Police halt 15 million yuan online trading scam

Two companies based in Nanjing allegedly traded within their own accounts to illegally shoot up stock prices and then defrauded investors to buy while they sold.

Forty-five suspects have been netted in an online commodity trading fraud case involving 15 million yuan (US$2.26 million), Shanghai police said on Thursday.

The suspects, based in Nanjing, Jiangsu Province, allegedly rigged transactions of red wine on a commodity trading platform and caused millions in losses for investors.

Investigations began in August in Jinshan District, where one of the victims reported to police that he had lost 180,000 yuan on the online platform.

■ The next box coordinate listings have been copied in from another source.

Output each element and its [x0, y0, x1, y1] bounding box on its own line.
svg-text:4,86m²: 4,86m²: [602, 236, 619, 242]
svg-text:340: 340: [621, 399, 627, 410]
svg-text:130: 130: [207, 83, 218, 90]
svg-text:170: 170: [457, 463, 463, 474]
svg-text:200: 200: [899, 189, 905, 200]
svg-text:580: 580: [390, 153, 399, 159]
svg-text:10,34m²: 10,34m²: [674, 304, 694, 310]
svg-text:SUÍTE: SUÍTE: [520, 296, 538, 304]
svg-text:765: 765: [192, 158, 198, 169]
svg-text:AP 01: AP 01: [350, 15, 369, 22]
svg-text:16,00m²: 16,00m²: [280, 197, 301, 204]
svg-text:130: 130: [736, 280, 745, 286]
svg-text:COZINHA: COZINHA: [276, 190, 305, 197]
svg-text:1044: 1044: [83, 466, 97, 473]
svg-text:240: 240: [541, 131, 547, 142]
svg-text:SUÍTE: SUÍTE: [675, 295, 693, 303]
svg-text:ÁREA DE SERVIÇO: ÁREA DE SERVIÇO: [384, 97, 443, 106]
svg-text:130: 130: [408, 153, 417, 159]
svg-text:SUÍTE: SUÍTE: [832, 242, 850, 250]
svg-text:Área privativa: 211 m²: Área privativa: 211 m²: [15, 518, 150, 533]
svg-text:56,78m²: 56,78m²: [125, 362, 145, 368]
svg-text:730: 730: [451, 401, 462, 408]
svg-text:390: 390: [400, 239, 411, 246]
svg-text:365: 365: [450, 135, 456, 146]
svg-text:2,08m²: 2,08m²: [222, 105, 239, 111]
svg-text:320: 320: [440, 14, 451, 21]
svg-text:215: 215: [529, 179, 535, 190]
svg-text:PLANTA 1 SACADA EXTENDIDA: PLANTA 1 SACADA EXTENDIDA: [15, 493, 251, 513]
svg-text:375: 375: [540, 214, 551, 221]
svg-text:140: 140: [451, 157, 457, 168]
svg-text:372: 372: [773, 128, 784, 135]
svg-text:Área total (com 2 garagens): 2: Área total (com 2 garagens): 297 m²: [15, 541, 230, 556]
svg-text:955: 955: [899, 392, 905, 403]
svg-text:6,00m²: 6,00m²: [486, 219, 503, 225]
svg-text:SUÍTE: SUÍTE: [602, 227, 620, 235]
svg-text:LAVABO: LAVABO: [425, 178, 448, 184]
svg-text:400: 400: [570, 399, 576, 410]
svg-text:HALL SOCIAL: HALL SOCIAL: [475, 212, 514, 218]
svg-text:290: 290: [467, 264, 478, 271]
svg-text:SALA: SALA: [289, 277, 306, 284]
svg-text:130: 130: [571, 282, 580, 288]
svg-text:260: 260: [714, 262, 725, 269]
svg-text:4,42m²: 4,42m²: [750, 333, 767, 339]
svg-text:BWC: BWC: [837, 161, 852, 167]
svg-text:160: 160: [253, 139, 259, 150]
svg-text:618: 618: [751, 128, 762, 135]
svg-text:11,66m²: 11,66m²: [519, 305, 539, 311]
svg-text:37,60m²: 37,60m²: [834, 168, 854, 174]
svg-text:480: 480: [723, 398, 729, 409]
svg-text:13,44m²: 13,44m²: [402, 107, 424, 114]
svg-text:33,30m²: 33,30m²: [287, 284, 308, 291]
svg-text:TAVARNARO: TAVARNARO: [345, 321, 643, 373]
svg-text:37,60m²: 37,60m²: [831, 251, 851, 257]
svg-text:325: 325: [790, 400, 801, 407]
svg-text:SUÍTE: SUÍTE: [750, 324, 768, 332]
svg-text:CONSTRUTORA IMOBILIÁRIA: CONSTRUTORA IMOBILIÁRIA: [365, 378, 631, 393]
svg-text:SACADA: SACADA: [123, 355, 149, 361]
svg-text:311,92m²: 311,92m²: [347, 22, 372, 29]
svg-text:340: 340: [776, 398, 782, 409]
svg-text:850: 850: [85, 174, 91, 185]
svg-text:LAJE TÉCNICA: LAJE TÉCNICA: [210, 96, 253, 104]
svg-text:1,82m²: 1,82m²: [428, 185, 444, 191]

The victim, a man surnamed Li, said he made several profitable investments using the platform under the guidance of its “customer service” staff, and was then enticed to invest even more money. 

But he soon made a huge loss because the commodities were locked in "limit-down", which means that he couldn’t sell them anymore.

Ti Gong / SHINE

The trading interface on the online commodity trading platform.

Police found that the “customer service” Li communicated with was actually another company trading on the platform with suspicious trading records.

That company and another one, controlled by three major suspects surnamed Zhao, Xu and Han, allegedly traded within their own accounts to shoot up the prices of a red wine brand, and then defrauded investors to buy while they sold.

At lower prices the companies would buy again, shoot up the prices and then dump the “shares” on defrauded investors, police said.

It worked just like a stock market, but the platform had made all member traders sign a contract which banned them from rigging transactions, according to the police.

The companies hired a large number of people to work as “customer service” to approach investors, police said.

The gang was rounded up from three locations in Nanjing last month.

Ti Gong / SHINE

Shanghai police, together with their Nanjing colleagues, raided the companies in Nanjing last month.